My mom and dad were in the same hospital for a short while. My dad is still at the hospital and my mom got home today. I am at home, napping, crying, worrying and thinking. I try not to use my right leg so much because it hurts when I walk and stand. The pain does not stop even when I lie down or sit down.

This is a sad post... woah, I am sorry! 

Also, my old crush got engaged, everyone is hurrying to get hitched and making babies and here I am, unable to do what I have been doing all my life: Walk, dance, jump etc. It is really sad but interesting... I often don't feel sorry for myself and I right out flat get angry IF someone want to look at me with pity! Just concentrate on yourself, person! 

I feel sorry for the people who feel sorry for me! IT IS TRUE! 

Just mind your own business and leave me alone. If you want to help me, fine but NEVER FEEL SORRY FOR ME. If you feel sorry for me, you belittle me, the ability to be happy and live a fulfilling life, even though it is different from yours! 

If you think the most important stuff in life is Status, money, successes and being "important", I have a newsflash! It doesn't matter a poop 💩 because when you die, you can't take any of that with you. You will end up eaten by maggots like the rest of us. LOL. If you waste your life on things that do not matter, you will spend eternity longing for stupid stuff, THAT DO NOT MATTER. Just saying...

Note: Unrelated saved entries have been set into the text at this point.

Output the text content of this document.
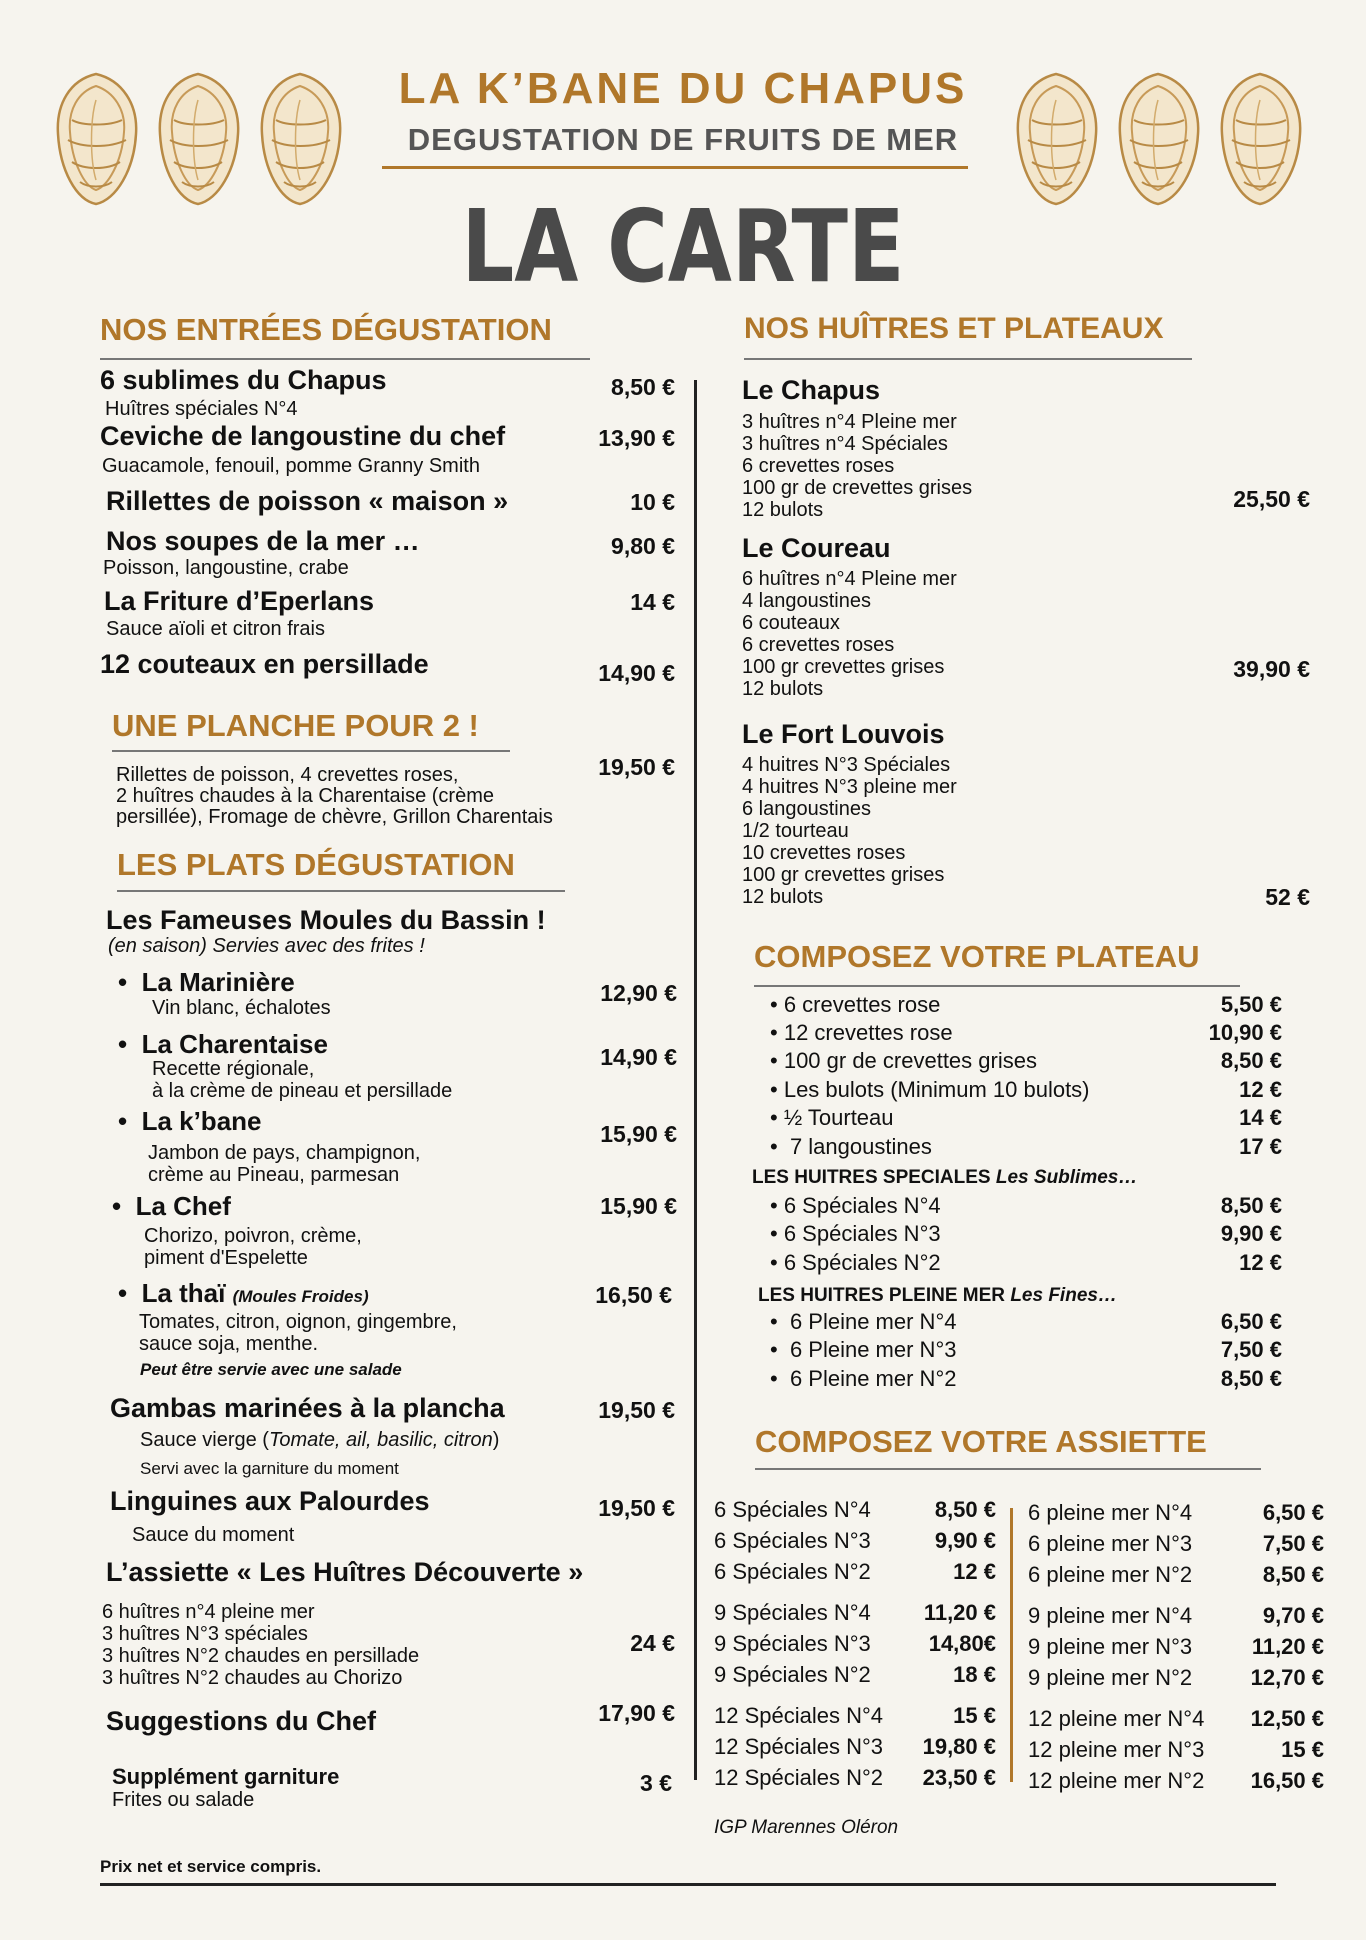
LA K’BANE DU CHAPUS
DEGUSTATION DE FRUITS DE MER
LA CARTE
NOS ENTRÉES DÉGUSTATION
6 sublimes du Chapus
Huîtres spéciales N°4
8,50 €
Ceviche de langoustine du chef
Guacamole, fenouil, pomme Granny Smith
13,90 €
Rillettes de poisson « maison »	10 €
Nos soupes de la mer …
Poisson, langoustine, crabe
9,80 €
La Friture d’Eperlans
Sauce aïoli et citron frais
14 €
12 couteaux en persillade	14,90 €
UNE PLANCHE POUR 2 !
Rillettes de poisson, 4 crevettes roses,
2 huîtres chaudes à la Charentaise (crème
persillée), Fromage de chèvre, Grillon Charentais
19,50 €
LES PLATS DÉGUSTATION
Les Fameuses Moules du Bassin !
(en saison) Servies avec des frites !
•  La Marinière
Vin blanc, échalotes
12,90 €
•  La Charentaise
Recette régionale,
à la crème de pineau et persillade
14,90 €
•  La k’bane
Jambon de pays, champignon,
crème au Pineau, parmesan
15,90 €
•  La Chef
Chorizo, poivron, crème,
piment d'Espelette
15,90 €
•  La thaï (Moules Froides)
Tomates, citron, oignon, gingembre,
sauce soja, menthe.
Peut être servie avec une salade
16,50 €
Gambas marinées à la plancha
Sauce vierge (Tomate, ail, basilic, citron)
Servi avec la garniture du moment
19,50 €
Linguines aux Palourdes
Sauce du moment
19,50 €
L’assiette « Les Huîtres Découverte »
6 huîtres n°4 pleine mer
3 huîtres N°3 spéciales
3 huîtres N°2 chaudes en persillade
3 huîtres N°2 chaudes au Chorizo
24 €
Suggestions du Chef	17,90 €
Supplément garniture
Frites ou salade
3 €
NOS HUÎTRES ET PLATEAUX
Le Chapus
3 huîtres n°4 Pleine mer
3 huîtres n°4 Spéciales
6 crevettes roses
100 gr de crevettes grises
12 bulots	25,50 €
Le Coureau
6 huîtres n°4 Pleine mer
4 langoustines
6 couteaux
6 crevettes roses
100 gr crevettes grises
12 bulots
39,90 €
Le Fort Louvois
4 huitres N°3 Spéciales
4 huitres N°3 pleine mer
6 langoustines
1/2 tourteau
10 crevettes roses
100 gr crevettes grises
12 bulots	52 €
COMPOSEZ VOTRE PLATEAU
• 6 crevettes rose	5,50 €
• 12 crevettes rose	10,90 €
• 100 gr de crevettes grises	8,50 €
• Les bulots (Minimum 10 bulots)	12 €
• ½ Tourteau	14 €
•  7 langoustines	17 €
LES HUITRES SPECIALES Les Sublimes…
• 6 Spéciales N°4	8,50 €
• 6 Spéciales N°3	9,90 €
• 6 Spéciales N°2	12 €
LES HUITRES PLEINE MER Les Fines…
•  6 Pleine mer N°4	6,50 €
•  6 Pleine mer N°3	7,50 €
•  6 Pleine mer N°2	8,50 €
COMPOSEZ VOTRE ASSIETTE
6 Spéciales N°4	8,50 €
6 Spéciales N°3	9,90 €
6 Spéciales N°2	12 €
9 Spéciales N°4 11,20 €
9 Spéciales N°3	14,80€
9 Spéciales N°2	18 €
12 Spéciales N°4	15 €
12 Spéciales N°3 19,80 €
12 Spéciales N°2 23,50 €
6 pleine mer N°4	6,50 €
6 pleine mer N°3	7,50 €
6 pleine mer N°2	8,50 €
9 pleine mer N°4	9,70 €
9 pleine mer N°3	11,20 €
9 pleine mer N°2	12,70 €
12 pleine mer N°4 12,50 €
12 pleine mer N°3	15 €
12 pleine mer N°2 16,50 €
IGP Marennes Oléron
Prix net et service compris.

I know basically the things I will take with me after I die are my family, my cats and if I get married before I die, my hubby will also be with me. No matter actually when I exactly get married. WHENEVER I get married, it is for eternity. In the Temple they don't say: "Until death do you part" . So I am wondering why so many people are happy with that limit?!? Good luck being happy ALONE for eternity!

This turned out to be a little rant. :D lol.

It's ok. 

I hope you enjoy my blog. I love writing it.

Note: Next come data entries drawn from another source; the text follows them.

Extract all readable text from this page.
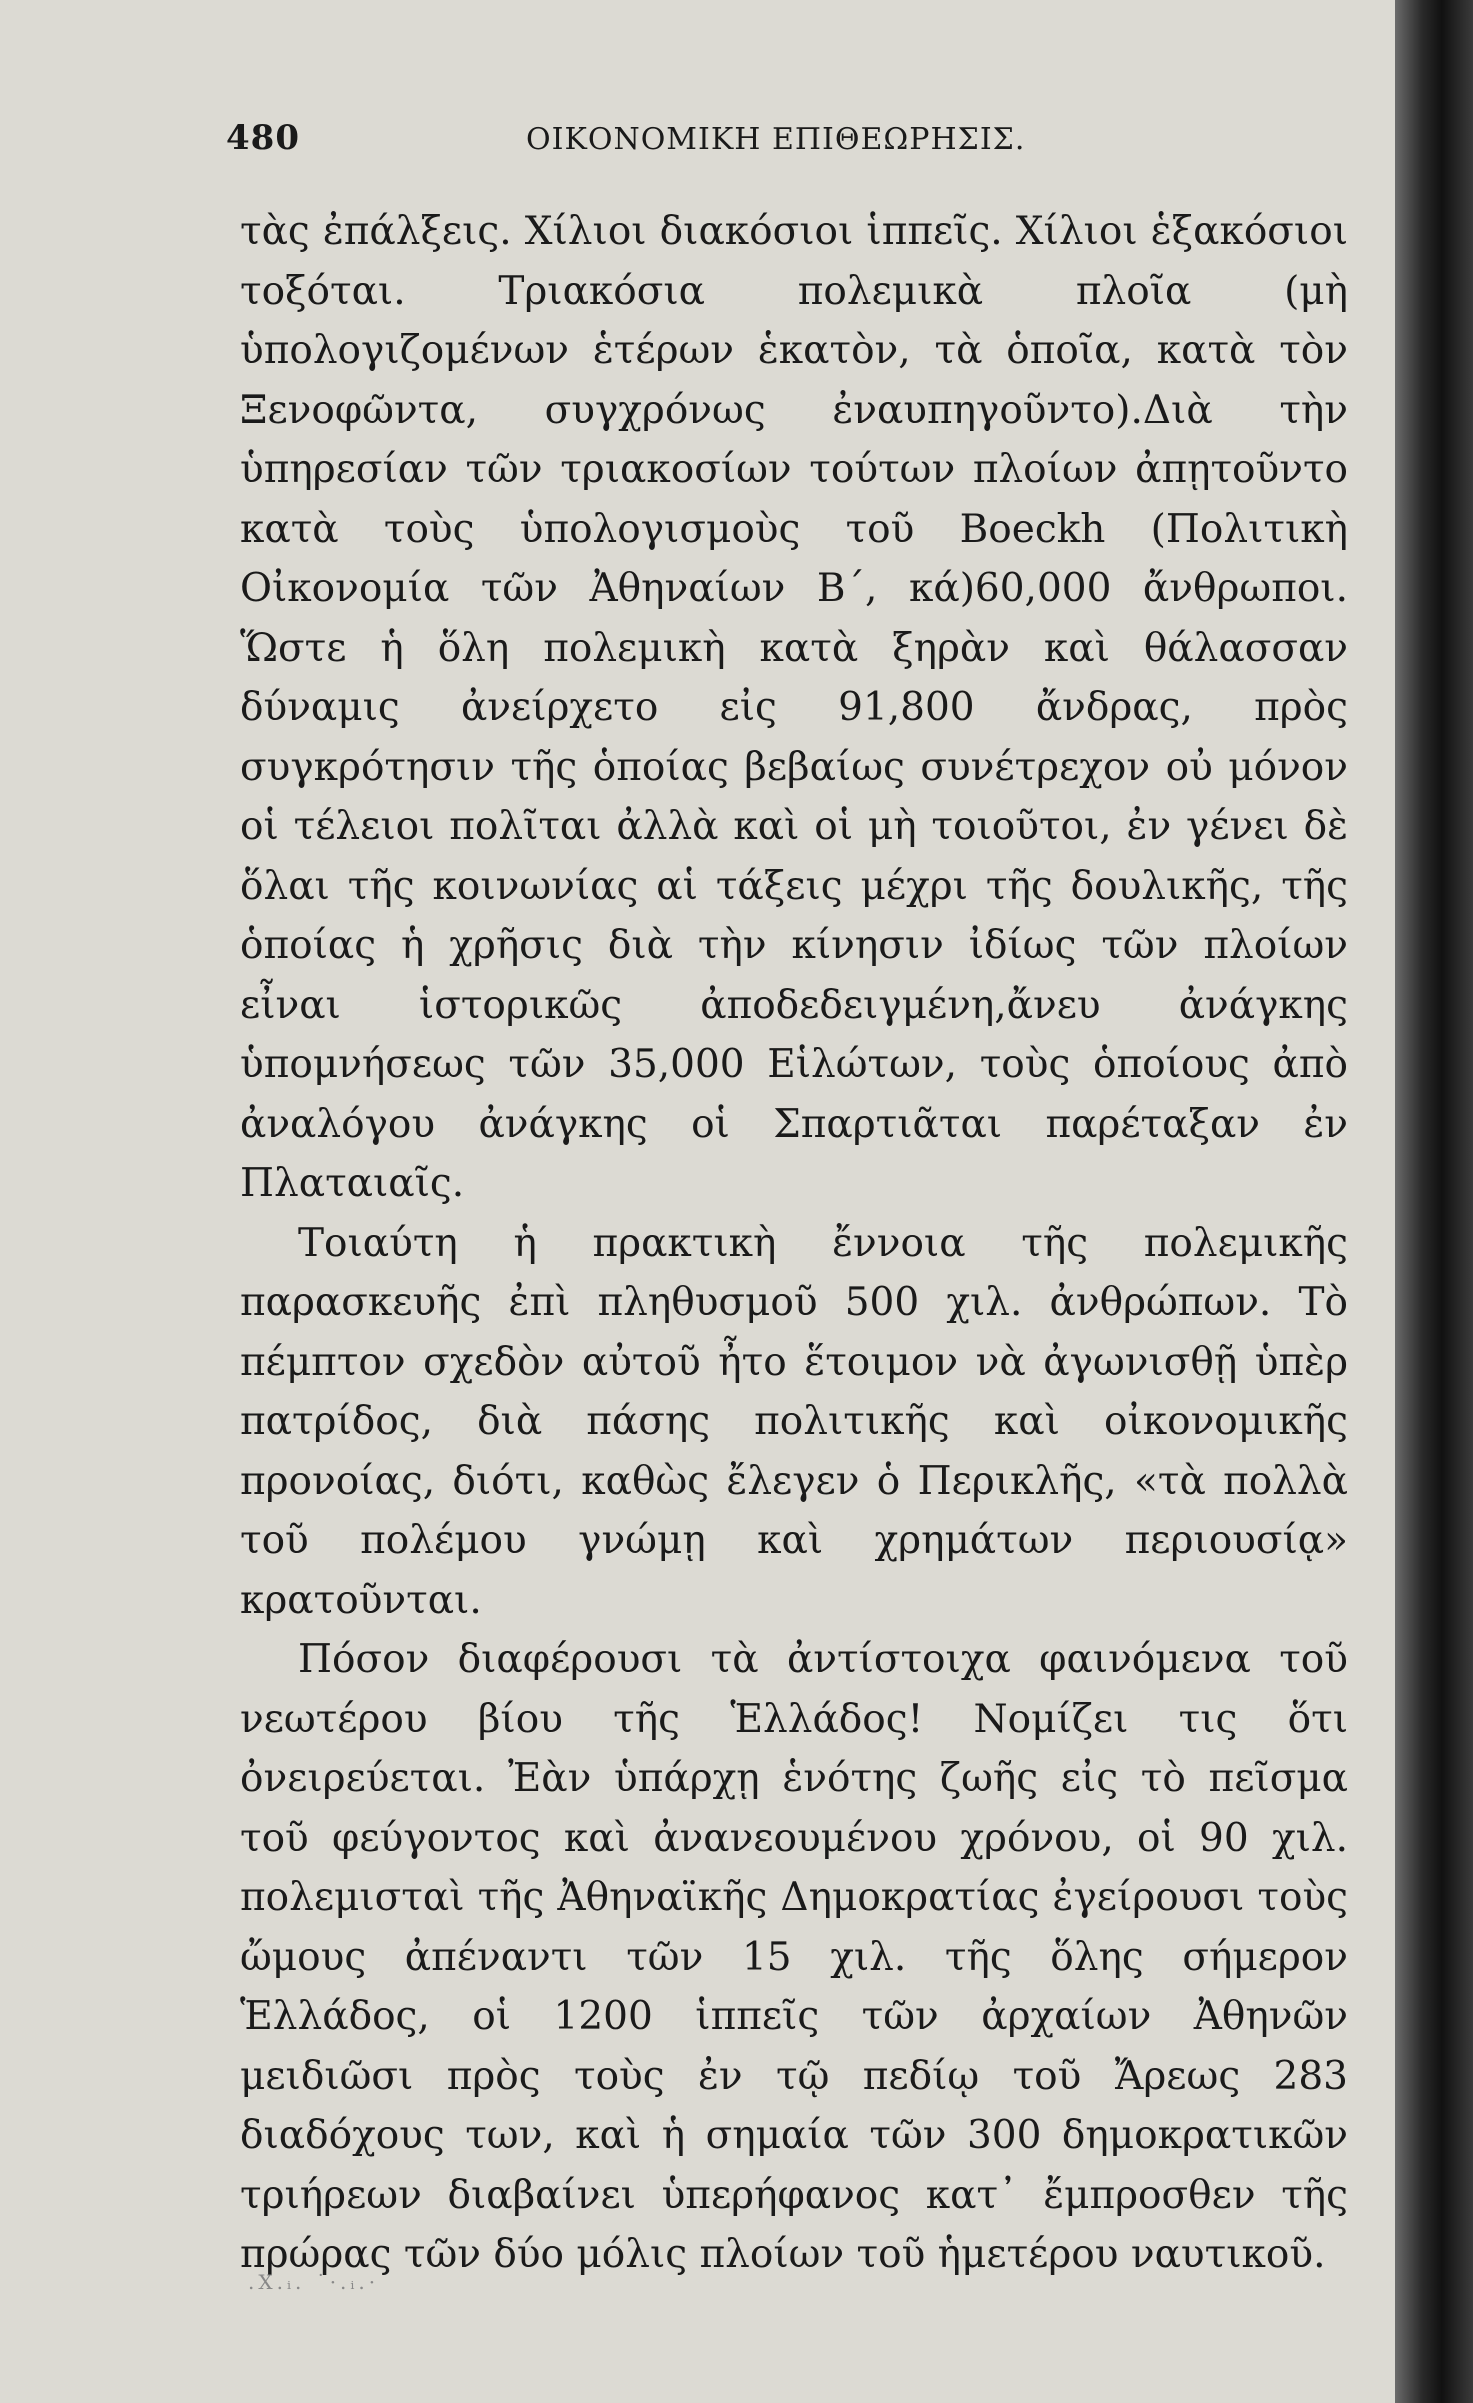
480	ΟΙΚΟΝΟΜΙΚΗ ΕΠΙΘΕΩΡΗΣΙΣ.

τὰς ἐπάλξεις. Χίλιοι διακόσιοι ἱππεῖς. Χίλιοι ἑξακόσιοι τοξόται. Τριακόσια πολεμικὰ πλοῖα (μὴ ὑπολογιζομένων ἑτέρων ἑκατὸν, τὰ ὁποῖα, κατὰ τὸν Ξενοφῶντα, συγχρόνως ἐναυπηγοῦντο).Διὰ τὴν ὑπηρεσίαν τῶν τριακοσίων τούτων πλοίων ἀπῃτοῦντο κατὰ τοὺς ὑπολογισμοὺς τοῦ Boeckh (Πολιτικὴ Οἰκονομία τῶν Ἀθηναίων Β΄, κά)60,000 ἄνθρωποι. Ὥστε ἡ ὅλη πολεμικὴ κατὰ ξηρὰν καὶ θάλασσαν δύναμις ἀνείρχετο εἰς 91,800 ἄνδρας, πρὸς συγκρότησιν τῆς ὁποίας βεβαίως συνέτρεχον οὐ μόνον οἱ τέλειοι πολῖται ἀλλὰ καὶ οἱ μὴ τοιοῦτοι, ἐν γένει δὲ ὅλαι τῆς κοινωνίας αἱ τάξεις μέχρι τῆς δουλικῆς, τῆς ὁποίας ἡ χρῆσις διὰ τὴν κίνησιν ἰδίως τῶν πλοίων εἶναι ἱστορικῶς ἀποδεδειγμένη,ἄνευ ἀνάγκης ὑπομνήσεως τῶν 35,000 Εἱλώτων, τοὺς ὁποίους ἀπὸ ἀναλόγου ἀνάγκης οἱ Σπαρτιᾶται παρέταξαν ἐν Πλαταιαῖς.

Τοιαύτη ἡ πρακτικὴ ἔννοια τῆς πολεμικῆς παρασκευῆς ἐπὶ πληθυσμοῦ 500 χιλ. ἀνθρώπων. Τὸ πέμπτον σχεδὸν αὐτοῦ ἦτο ἕτοιμον νὰ ἀγωνισθῇ ὑπὲρ πατρίδος, διὰ πάσης πολιτικῆς καὶ οἰκονομικῆς προνοίας, διότι, καθὼς ἔλεγεν ὁ Περικλῆς, «τὰ πολλὰ τοῦ πολέμου γνώμῃ καὶ χρημάτων περιουσίᾳ» κρατοῦνται.

Πόσον διαφέρουσι τὰ ἀντίστοιχα φαινόμενα τοῦ νεωτέρου βίου τῆς Ἑλλάδος! Νομίζει τις ὅτι ὀνειρεύεται. Ἐὰν ὑπάρχῃ ἑνότης ζωῆς εἰς τὸ πεῖσμα τοῦ φεύγοντος καὶ ἀνανεουμένου χρόνου, οἱ 90 χιλ. πολεμισταὶ τῆς Ἀθηναϊκῆς Δημοκρατίας ἐγείρουσι τοὺς ὤμους ἀπέναντι τῶν 15 χιλ. τῆς ὅλης σήμερον Ἑλλάδος, οἱ 1200 ἱππεῖς τῶν ἀρχαίων Ἀθηνῶν μειδιῶσι πρὸς τοὺς ἐν τῷ πεδίῳ τοῦ Ἄρεως 283 διαδόχους των, καὶ ἡ σημαία τῶν 300 δημοκρατικῶν τριήρεων διαβαίνει ὑπερήφανος κατ᾽ ἔμπροσθεν τῆς πρώρας τῶν δύο μόλις πλοίων τοῦ ἡμετέρου ναυτικοῦ.

.Χ.ᵢ. ˙·.ᵢ.·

One more thing. If I ever go on a date with an American, my habits are not of the same kind that it seems to be in the USA. I will not go around on dates with many men at the same time, and I will not date anyone who does date many girls besides me. That's not how we do it. Also, I don't go around kissing various different men before he likes me and not before like maybe the third or later dates.

It is such a double standard in some or many of the Mormon societies in the USA (maybe especially in Utah) keep such a purity culture but then some things are so out of whack, like kissing many people, dating many people... It is like DUDE! Concentrate on ONE AT A TIME, MAN. It is kind of disgusting, sorry. If you didn't know that in Finland the dating culture in the church is different, now you know... Spread the news! :) LOL.

Now I need to start writing an article or two lol :D See ya later!